Das Verwaltungsgericht des Kantons Schwyz bestätigte die Abbruchverfügung mit der Begründung, dass der Nachweis einer Errichtung vor 1989 nicht erbracht worden sei, und lehnte die Einvernahme der beiden Zeugen E. und G. im Rahmen einer antizipierten Beweiswürdigung ab.
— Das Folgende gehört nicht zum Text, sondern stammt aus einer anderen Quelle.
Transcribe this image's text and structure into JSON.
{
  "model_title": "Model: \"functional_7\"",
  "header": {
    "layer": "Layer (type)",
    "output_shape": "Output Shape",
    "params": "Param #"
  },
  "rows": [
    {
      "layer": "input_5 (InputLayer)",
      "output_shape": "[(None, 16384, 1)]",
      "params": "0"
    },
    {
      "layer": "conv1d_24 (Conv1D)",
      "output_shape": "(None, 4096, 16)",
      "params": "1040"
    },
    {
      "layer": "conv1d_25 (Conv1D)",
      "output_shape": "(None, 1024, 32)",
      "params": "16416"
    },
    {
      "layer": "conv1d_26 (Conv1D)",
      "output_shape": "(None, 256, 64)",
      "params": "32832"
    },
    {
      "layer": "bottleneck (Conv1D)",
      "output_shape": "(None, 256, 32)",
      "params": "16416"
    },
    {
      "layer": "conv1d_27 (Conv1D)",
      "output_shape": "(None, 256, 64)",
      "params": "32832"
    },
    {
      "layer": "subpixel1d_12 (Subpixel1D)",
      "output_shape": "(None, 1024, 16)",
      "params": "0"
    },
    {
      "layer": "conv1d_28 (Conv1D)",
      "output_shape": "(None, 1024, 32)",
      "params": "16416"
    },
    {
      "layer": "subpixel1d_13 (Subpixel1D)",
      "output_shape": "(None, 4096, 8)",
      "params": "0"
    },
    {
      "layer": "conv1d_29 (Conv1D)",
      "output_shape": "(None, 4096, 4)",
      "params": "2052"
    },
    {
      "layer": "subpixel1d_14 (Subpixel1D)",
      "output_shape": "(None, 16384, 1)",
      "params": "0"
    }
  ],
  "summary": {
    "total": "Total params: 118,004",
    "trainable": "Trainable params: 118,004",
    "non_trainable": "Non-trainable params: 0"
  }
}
Die Eigentümer gelangten mit einer Beschwerde an das Bundesgericht und rügten eine Verletzung des rechtlichen Gehörs.

Rechtliche Erwägungen

Verjährung 

Nach der Rechtsprechung des Bundesgerichts verjährt der Anspruch auf Wiederherstellung in der Bauzone 30 Jahre nach Abschluss der rechtswidrigen Bauarbeiten. Nachträgliche Änderungen lassen die Frist nur dann neu beginnen, wenn sie einen neuen rechtswidrigen Bau darstellen (E. 2.2).

Beweismass

Wenn sich der Zeitpunkt der Errichtung aufgrund des Zeitablaufs nur schwer feststellen lässt, kann das Beweismass auf die überwiegende Wahrscheinlichkeit herabgesetzt werden (E. 3.3–3.4).

Rechtliches Gehör

Das rechtliche Gehör (Art. 29 Abs. 2 BV) umfasst das Recht, die Abnahme rechtzeitig angebotener Beweise zu verlangen. Die Behörde kann von einer Beweisaufnahme nur absehen, wenn sie aufgrund antizipierter Beweiswürdigung davon ausgehen kann, dass diese das Ergebnis ihrer Überzeugungsbildung nicht beeinflussen würde (E. 4.4).

Bei Zeugenaussagen zu lange zurückliegenden Sachverhalten kann nicht ausgeschlossen werden, dass diese glaubhaft bleiben, wenn die Fakten mit prägenden persönlichen Umständen verknüpft sind (E. 4.5). Das Bundesgericht hält fest, dass die von den Zeugen angeführten Erinnerungen mit konkreten persönlichen Ereignissen verbunden sind (Urlaub von E. im Jahr 1987; Bauarbeiten nach dem Tod der Ehefrau des Eigentümers bei G.). Unter diesen Umständen war nicht auszuschließen, dass ihre Aussagen die Beurteilung des Zeitpunkts der Bauarbeiten hätten beeinflussen können.

Folglich stellt die Verweigerung der Zeugeneinvernahme eine Verletzung des rechtlichen Gehörs dar. 

Ausgabe

Das Bundesgericht hat die Beschwerde gutgeheissen, das Urteil des Verwaltungsgerichts aufgehoben und die Sache zur Ergänzung des Beweisverfahrens und zu neuer Entscheidung an die Vorinstanz zurückgewiesen.